Вечером того дня в письме Лауре он писал: «Сегодня мы ходили в Хайгет, Тусси была там уже утром, посадила на могиле Мавра и Вашей мамы крокусы, примулы, гиацинты… Очень красиво. Если бы Мавр видел это!»
«Если бы видел!» – по смыслу письма эти слова относились к цветам на могиле, но думал при этом Энгельс не только о цветах. Он думал о всех радостных, многообещающих событиях последнего времени, в которых незримо присутствовал вклад и Маркса, он думал и о предстоящем празднике…
С того дня эти слова, как неизменный и все усиливающийся горький музыкальный мотив, постоянно звучали в его душе: «Если бы он видел это!» Вот и третьего дня, Первого мая, заканчивая предисловие к новому изданию «Манифеста» уверенными словами о том, что «зрелище сегодняшнего дня» своим размахом и сплоченностью будет поучительным и для угнетателей, и для угнетенных, Энгельс в последней фразе с той же болью воскликнул: «О, если бы Маркс был теперь рядом со мной, чтобы видеть это собственными глазами!»
И сейчас, с восхищением и гордостью глядя на то, как шумит, смеется, рукоплещет, как безмолвствует, слушает, размышляет рабочий Гайд-парк, Энгельс про себя повторяет: «Если бы он был рядом! Если бы он видел это!»
Вечером Энгельс устроил праздничный банкет. Собралось человек двадцать пять, большинство тех, кто находился сегодня на трибунах. Дух сегодняшнего Гайд-парка переместился сейчас сюда, в этот светлый дом, где уже двадцать лет живет Энгельс, где каждая вещь хранит память о Марксе. В прихожей, гостиной, в кабинете – возбужденный, радостный, разноязыкий говор. Звучит речь немецкая и английская, французская и польская, русская и итальянская… В просторной столовой накрыт огромный стол.
У каждого прибора – букетик цветов и карточка с обозначением имени гостя. Они на разных языках, каждый находит карточку на своем родном языке.
После демонстрации и митинга, после стольких часов, проведенных на свежем воздухе, все проголодались, и потому никого не пришлось приглашать к столу дважды. Энгельс был во главе стола; на противоположном конце, чтобы все видеть и всем руководить, обосновалась заботливая Елена, которая после смерти Маркса живет здесь в привычной роли домоправительницы. Она зорко следила, чтобы ни тарелки, ни бокалы не пустовали. Специально приготовленный ею к этому дню Maitrunk – «Майский напиток» – был восхитителен.
– Уж теперь-то вы скажете несколько слов, Генерал? – громко, чтобы в случае чего получить поддержку всех присутствующих, спросил Лафарг.

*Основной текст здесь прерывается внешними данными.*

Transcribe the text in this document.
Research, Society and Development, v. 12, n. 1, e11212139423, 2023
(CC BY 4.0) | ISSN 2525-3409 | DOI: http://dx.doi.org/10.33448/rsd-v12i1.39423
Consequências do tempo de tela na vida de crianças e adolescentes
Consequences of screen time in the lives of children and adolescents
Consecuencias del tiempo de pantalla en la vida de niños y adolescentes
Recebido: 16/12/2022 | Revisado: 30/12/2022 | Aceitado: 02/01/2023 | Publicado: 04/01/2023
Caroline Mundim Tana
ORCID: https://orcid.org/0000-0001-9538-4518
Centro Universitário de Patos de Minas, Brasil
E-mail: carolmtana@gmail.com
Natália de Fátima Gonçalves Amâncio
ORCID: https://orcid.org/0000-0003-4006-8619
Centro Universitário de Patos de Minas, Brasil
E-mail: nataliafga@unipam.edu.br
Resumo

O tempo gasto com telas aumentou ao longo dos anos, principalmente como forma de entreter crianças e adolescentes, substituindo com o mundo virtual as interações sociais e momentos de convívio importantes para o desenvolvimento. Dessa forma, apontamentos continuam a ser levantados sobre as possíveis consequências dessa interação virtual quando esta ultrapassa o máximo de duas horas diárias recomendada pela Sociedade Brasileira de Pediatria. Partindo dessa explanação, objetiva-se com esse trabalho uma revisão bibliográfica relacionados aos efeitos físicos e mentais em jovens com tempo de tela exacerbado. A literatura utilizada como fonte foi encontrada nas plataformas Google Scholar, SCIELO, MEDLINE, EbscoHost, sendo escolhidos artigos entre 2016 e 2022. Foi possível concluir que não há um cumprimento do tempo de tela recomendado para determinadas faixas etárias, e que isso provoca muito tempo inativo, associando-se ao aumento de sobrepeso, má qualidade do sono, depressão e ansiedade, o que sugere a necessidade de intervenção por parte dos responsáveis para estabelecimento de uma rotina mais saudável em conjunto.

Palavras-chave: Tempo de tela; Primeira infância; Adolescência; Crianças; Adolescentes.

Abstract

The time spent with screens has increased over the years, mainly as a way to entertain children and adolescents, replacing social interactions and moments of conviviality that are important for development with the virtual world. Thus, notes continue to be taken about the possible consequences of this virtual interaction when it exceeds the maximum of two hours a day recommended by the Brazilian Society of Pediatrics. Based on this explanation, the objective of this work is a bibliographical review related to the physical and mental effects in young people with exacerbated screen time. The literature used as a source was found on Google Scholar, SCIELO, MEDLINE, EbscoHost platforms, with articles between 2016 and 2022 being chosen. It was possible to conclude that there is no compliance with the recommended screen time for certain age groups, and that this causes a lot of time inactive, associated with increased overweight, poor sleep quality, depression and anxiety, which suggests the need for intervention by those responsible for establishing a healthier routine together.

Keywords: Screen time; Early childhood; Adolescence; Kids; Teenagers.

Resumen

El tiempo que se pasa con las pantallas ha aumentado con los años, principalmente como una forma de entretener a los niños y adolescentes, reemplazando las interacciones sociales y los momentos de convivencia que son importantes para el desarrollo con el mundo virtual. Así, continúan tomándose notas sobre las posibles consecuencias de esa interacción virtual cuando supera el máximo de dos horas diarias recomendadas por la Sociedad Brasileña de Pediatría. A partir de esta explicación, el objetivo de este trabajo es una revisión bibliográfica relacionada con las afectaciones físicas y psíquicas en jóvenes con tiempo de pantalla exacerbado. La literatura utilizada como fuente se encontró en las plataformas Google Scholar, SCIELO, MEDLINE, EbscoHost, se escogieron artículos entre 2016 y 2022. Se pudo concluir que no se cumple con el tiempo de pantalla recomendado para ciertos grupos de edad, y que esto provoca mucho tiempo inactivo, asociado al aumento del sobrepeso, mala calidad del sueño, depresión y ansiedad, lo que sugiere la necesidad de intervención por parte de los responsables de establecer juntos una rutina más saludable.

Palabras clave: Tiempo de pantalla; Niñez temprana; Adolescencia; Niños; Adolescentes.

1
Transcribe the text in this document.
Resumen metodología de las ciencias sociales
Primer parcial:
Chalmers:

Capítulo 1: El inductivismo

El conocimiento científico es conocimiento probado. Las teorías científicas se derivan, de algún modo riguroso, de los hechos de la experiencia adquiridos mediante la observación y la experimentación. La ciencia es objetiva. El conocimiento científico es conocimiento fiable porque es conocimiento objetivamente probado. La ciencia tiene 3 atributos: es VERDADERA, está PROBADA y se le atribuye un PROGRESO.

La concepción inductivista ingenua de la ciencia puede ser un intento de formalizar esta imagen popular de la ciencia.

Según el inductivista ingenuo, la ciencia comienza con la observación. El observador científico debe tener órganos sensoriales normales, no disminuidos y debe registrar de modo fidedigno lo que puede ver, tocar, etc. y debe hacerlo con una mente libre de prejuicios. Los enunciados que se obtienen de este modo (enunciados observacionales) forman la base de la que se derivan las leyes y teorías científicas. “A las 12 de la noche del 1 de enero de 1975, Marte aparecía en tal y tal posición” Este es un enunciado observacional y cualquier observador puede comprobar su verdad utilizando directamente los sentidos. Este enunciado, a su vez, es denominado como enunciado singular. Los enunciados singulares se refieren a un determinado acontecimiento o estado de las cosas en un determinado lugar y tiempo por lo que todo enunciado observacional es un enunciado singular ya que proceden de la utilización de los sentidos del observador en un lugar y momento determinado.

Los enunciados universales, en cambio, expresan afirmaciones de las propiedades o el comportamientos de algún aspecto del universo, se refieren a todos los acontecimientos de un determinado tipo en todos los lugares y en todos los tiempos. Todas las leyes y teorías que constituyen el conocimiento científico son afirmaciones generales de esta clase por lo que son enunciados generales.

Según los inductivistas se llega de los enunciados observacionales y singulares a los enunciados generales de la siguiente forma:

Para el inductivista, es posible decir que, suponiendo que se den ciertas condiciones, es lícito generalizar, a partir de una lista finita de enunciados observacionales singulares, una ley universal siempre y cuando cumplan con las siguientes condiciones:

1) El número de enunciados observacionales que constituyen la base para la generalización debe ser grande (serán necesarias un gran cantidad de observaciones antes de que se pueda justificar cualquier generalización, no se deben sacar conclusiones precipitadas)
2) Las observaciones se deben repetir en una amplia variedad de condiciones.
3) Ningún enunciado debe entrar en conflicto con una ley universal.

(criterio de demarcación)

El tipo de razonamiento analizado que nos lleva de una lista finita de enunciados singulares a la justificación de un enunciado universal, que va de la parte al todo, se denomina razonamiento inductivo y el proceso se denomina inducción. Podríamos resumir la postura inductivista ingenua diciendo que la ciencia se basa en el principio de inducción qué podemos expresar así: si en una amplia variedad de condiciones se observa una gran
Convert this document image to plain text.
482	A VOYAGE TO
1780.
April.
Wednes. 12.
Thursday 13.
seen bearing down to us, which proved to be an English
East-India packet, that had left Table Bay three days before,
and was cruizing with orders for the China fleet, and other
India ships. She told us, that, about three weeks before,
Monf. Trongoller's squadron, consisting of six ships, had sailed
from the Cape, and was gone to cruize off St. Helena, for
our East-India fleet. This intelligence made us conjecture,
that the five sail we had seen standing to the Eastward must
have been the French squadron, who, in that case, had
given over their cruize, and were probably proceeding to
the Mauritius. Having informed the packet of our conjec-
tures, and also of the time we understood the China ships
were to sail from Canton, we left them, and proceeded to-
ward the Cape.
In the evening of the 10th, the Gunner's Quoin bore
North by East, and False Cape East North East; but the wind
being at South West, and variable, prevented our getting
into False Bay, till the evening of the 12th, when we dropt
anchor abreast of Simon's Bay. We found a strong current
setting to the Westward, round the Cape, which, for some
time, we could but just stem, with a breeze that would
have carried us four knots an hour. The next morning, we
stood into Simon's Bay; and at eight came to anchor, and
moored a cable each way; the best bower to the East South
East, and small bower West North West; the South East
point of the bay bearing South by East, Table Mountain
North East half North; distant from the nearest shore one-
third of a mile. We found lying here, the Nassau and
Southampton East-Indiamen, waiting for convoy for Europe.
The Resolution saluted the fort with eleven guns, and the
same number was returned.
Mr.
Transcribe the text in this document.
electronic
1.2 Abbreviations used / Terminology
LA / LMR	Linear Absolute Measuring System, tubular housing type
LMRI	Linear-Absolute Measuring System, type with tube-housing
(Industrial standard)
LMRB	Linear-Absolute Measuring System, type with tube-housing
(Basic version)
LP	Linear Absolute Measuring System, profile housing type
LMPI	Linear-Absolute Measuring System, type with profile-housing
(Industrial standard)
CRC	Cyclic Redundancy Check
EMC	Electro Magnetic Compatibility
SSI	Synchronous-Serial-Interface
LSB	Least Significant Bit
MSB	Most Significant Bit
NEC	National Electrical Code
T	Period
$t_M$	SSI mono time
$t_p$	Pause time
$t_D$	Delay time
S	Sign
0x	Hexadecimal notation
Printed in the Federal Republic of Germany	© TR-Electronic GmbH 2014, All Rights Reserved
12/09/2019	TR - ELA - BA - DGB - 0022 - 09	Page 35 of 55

– Теперь скажу. К этому обязывает меня и долг хозяина и долг самого старшего среди вас. – Энгельс встал с бокалом майтрунка в руке. – А может быть, и самого счастливого… Да, друзья, последние месяцы и недели были, вероятно, самыми счастливыми в моей жизни, ибо мы пожинали небывалые плоды наших многолетних усилий. Я не буду говорить о замечательном успехе Парижского конгресса, поскольку это дело уже почти годовой давности…
Открылась дверь, и тихо вошел запоздавший Степняк со своей женой Фанни. Энгельс указал им места рядом с собой: Фанни – справа, Степняку – слева. Пока те смущенно пробирались вдоль всего стола, кто-то, воспользовавшись паузой, вставил:
– Но все-таки очень приятно вспомнить хотя бы о том, что в Париже зал Петрелль был слишком тесен для делегатов конгресса.
– Да, зал был тесен, – подтвердил Энгельс и продолжал: – За конгрессом последовали такие вдохновляющие события, как забастовки в Германии, в которых приняла участие треть миллиона рабочих; в августе – всеобщая стачка лондонских докеров, добившихся успеха; осенью – забастовка на фабрике резиновых изделий в Силвертауне, – Энгельс поискал глазами Тусси и быстро нашел ее: она сидела рядом с женой Степняка. Энгельс протянул руку в сторону Тусси. – Фактически руководителем стачки в Силвертауне была наша дорогая Элеонора Маркс-Эвелинг.
– Не совсем так, Генерал! – смутилась Тусси.
– Мне это знать лучше! – решительно парировал Энгельс. – Хочу особо подчеркнуть как характернейшую черту времени то обстоятельство, что попытки использовать в Силвертауне в качестве штрейкбрехеров французских рабочих полностью провалились. А на помощь лондонским докерам, когда их средства были уже на исходе, своими трудовыми сбережениями пришли собратья из Австралии.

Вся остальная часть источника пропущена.